Here, the alleged misrepresentations concern, in part, the purported non-disclosure of the interrelationships between EWI and other defendants. Further, Plaintiff alleges misrepresentations concerning the value and marketability of the Mississippi properties Plaintiff purchased. Plaintiff does not allege any fraud or misrepresentation concerning the terms of the loans or how they were administered. While those facts arguably distinguish Wyatt, the Wyatt holding is broadly worded concerning the statute of limitations when a continuing wrong is alleged. Even if Wyatt applies to the instant case, however, the Court is unable to apply Wyatt to the facts of this case. Plaintiff failed to allege in his Fourth Amended Complaint what constituted the last overt act in furtherance of the alleged conspiracy, or present any admissible evidence in that regard in opposition to the motions for summary judgment. The Court has no admissible evidence regarding the date upon which loan payments were made or financial losses suffered by Plaintiff.

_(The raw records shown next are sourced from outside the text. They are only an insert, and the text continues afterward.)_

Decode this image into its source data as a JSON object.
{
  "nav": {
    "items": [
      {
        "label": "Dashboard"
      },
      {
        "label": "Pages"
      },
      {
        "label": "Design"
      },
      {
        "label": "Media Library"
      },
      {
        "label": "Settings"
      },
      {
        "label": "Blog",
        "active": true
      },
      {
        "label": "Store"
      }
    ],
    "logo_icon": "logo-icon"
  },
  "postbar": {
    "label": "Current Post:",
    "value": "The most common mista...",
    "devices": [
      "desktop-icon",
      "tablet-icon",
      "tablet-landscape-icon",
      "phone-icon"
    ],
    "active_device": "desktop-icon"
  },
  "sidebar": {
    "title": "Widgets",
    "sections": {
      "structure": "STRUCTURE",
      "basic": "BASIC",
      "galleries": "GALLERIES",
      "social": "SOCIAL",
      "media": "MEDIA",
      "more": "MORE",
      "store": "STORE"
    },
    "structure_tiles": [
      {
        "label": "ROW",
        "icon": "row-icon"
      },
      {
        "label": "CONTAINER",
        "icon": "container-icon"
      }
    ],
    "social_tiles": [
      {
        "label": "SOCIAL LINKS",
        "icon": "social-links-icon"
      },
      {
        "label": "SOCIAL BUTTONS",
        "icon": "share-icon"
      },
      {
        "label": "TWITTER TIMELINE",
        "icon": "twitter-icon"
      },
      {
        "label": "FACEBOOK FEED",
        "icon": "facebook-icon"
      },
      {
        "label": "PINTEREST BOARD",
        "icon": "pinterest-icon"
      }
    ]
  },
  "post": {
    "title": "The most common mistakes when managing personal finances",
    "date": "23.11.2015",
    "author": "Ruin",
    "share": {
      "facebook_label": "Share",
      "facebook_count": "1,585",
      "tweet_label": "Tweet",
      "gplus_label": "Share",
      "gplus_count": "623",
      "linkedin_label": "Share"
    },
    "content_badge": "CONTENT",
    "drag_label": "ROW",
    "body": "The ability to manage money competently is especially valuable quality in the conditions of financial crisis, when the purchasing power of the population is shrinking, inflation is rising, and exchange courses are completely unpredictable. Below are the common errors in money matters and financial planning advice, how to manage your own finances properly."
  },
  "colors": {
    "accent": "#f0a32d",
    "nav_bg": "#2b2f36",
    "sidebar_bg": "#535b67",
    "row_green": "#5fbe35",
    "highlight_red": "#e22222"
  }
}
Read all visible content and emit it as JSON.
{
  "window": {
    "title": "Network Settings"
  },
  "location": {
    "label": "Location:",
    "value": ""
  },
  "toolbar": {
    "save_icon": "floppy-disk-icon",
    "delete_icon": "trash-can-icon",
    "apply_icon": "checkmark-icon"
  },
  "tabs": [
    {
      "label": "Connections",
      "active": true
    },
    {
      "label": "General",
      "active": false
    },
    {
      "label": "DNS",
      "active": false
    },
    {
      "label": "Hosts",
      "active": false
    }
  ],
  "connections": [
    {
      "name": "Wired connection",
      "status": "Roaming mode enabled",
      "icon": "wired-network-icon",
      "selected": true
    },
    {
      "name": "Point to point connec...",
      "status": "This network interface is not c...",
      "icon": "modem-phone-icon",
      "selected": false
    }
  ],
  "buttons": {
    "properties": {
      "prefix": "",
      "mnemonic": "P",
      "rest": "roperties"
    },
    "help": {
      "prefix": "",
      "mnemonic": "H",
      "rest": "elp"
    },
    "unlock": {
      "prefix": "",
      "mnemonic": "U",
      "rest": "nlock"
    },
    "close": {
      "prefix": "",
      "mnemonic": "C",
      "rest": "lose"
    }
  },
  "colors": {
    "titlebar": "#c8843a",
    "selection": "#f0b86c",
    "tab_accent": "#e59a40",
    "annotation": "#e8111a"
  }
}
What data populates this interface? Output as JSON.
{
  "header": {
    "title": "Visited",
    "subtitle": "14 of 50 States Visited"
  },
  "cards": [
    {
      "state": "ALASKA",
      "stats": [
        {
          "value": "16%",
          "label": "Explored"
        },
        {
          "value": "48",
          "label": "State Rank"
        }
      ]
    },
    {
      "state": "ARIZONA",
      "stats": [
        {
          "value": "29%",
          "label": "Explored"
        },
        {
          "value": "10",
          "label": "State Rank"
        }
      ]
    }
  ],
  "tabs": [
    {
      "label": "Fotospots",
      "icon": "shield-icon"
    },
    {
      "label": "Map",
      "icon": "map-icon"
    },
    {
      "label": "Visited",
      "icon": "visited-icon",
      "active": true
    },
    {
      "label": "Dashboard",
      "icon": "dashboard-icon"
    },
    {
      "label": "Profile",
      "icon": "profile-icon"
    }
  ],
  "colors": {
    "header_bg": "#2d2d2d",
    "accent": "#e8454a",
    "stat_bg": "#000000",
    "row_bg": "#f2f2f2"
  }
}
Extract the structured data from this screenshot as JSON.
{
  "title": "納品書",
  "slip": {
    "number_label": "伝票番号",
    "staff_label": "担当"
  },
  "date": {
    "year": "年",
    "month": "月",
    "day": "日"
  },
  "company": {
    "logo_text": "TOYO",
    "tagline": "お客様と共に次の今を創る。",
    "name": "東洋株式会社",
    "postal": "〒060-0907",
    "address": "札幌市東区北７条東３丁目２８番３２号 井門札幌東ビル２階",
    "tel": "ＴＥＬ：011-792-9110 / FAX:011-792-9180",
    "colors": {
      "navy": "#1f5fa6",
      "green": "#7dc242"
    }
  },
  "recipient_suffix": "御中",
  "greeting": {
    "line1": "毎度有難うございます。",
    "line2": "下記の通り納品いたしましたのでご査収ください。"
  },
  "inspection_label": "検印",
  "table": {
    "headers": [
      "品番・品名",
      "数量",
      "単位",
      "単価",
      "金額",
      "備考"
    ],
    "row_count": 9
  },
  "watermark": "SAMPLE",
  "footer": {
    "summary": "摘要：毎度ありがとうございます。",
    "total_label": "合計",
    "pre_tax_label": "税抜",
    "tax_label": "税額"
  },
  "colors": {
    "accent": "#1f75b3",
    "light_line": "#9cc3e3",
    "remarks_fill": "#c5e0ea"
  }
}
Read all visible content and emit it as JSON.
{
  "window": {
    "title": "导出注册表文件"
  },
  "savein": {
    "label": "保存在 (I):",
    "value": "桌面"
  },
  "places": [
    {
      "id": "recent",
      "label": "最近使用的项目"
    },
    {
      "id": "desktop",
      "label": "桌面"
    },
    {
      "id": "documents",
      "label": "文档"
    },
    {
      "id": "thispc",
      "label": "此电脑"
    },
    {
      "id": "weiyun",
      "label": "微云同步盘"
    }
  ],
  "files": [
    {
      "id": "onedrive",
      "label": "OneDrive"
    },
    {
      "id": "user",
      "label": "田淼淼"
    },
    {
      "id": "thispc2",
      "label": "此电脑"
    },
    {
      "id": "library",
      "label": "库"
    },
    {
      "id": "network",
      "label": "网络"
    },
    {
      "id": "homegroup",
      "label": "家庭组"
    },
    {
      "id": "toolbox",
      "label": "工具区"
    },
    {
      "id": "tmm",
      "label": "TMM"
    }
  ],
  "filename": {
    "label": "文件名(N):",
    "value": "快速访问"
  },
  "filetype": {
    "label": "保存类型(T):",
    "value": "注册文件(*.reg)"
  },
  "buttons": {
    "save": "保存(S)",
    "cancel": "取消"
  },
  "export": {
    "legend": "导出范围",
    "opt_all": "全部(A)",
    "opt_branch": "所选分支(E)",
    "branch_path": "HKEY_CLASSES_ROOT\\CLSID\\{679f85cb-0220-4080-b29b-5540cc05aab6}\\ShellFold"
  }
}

Plaintiff’s position is that the last overt act was or is Plaintiff’s last payment on any loans he took out to purchase the Mississippi properties. However, the Court has no admissible evidence on when those payments were made or completed. Under these circumstances, even if Wyatt applies, Plaintiff has not met his burden to show that the last overt act in furtherance of the conspiracy occurred within the statute of limitations.
The motion for summary judgment and the motion for summary adjudication as to Issue 1 are GRANTED.
Issue 2: EWII, LC is entitled to summary judgment because it did not exist until four years after Mr. DuFour purchased the educational program from Prosper.
Based upon the granting of the summary judgment due to the violation of the statute of limitations, the motion for summary adjudication as to Issue 2 is MOOT.
Issue 3: EWI is [sic] First Cause of Action against EWI for fraud fails because there are no disputed issues of material fact and Plaintiff is not entitled to judgment as a matter of law.
Based upon the granting of the summary judgment due to the violation of the statute of limitations, the motion for summary adjudication as to Issue 3 is MOOT.